Важным элементом управления риском является назначение ответственного за риск из числа управленческого персонала клиники. Кроме того, определяется периодичность пересмотра системы рисков.

Пересмотр системы. Любое из учреждений здравоохранения не является стационарной системой. Изменяются требования, внедряются новые технологии, вводится в действие новое оборудование. Соответственно система управления риском должна постоянно пересматриваться и соответствовать организации её структуры, штатам и процессам. Другими словами, система управления рисками должна непрерывно совершенствоваться.

Пересмотр системы должно проводиться как планово, так и при случаях каких-либо изменений в организации.
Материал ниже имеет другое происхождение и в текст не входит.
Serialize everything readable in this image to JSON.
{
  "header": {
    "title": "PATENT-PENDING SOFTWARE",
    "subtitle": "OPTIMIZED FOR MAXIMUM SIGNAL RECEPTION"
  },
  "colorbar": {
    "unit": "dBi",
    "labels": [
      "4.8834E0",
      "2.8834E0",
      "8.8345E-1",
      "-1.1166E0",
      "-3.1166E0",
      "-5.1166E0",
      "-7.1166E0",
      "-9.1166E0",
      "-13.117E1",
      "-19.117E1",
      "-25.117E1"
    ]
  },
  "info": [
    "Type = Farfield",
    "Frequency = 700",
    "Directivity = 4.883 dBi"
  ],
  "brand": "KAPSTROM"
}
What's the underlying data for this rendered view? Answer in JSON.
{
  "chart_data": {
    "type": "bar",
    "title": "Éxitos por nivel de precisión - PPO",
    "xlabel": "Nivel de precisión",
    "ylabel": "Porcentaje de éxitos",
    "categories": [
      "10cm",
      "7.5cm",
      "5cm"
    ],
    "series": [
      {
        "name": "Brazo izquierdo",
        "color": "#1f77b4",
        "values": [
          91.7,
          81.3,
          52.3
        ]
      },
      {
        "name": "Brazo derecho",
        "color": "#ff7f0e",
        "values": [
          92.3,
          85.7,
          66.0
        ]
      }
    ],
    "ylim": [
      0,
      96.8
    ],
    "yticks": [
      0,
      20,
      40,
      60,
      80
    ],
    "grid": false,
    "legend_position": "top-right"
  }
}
Мы полагаем, что оптимальным является проведение пересмотра системы, внесение в неё необходимых корректив ежеквартально.

Основные группы индикаторов безопасности медицинской помощи [21]

Группы индикаторов /Показатели

Искусственная вентиляция лёгких: осложнение после интубации трахеи.

Наркоз: корректное проведение наркоза.

Фармакотерапия: назначение лекарственного препарата другому пациенту; ошибочное назначение антикоагулянтных препаратов; ошибочное назначение инсулина.

Оказание медицинской помощи: профилактика тромбоэмболии; задержки при выполнении хирургического пособия.

Осложнения: внутрибольничная пневмония, катетериндуцированные инфекции; пневмоторакс после медицинских манипуляций.

смертность в палате интенсивной терапии; больничная смертность; среднее время пребывания в палате интенсивной терапии; частота регоспитализации в течение 72 часов.

Наличие системы подачи отчётов о неблагоприятных событиях; доступность протоколов; количество медсестёр на одного пациента; доступность реаниматолога в течение 24 часов.

Основным препятствием на пути внедрения системы управления рисками является изменение организационной культуры в учреждении здравоохранения. Требуется совершенно иной подход к учёту и реакции организации на человеческие ошибки [30]. Для решения этой проблемы оптимальной является включение в качестве индикатора количество поданных отчётов об инцидентах для каждого сотрудника.

Управление рисками в системе здравоохранения РФ должно осуществляться на четырёх уровнях: федеральном, региональном, организационном и уровне медицинского работника.

Организация центров управления рисками является приоритетным направлением работы в области безопасности пациентов. В частности, опыт создания центра управления рисками в Италии показал свою высокую эффективность [30].

Для оценки эффективности системы менеджмента рисков используются различные инструменты. Разработана методология, базирующаяся на специализированных справочниках, которые оценивают ключевые элементы системы управления рисками на основе количественной экспертной оценки [8].

Таким образом, одним из основных целеполагающих моментов для повышения безопасности оказания медицинской помощи является создание системы управления рисками в системе отечественного здравоохранения.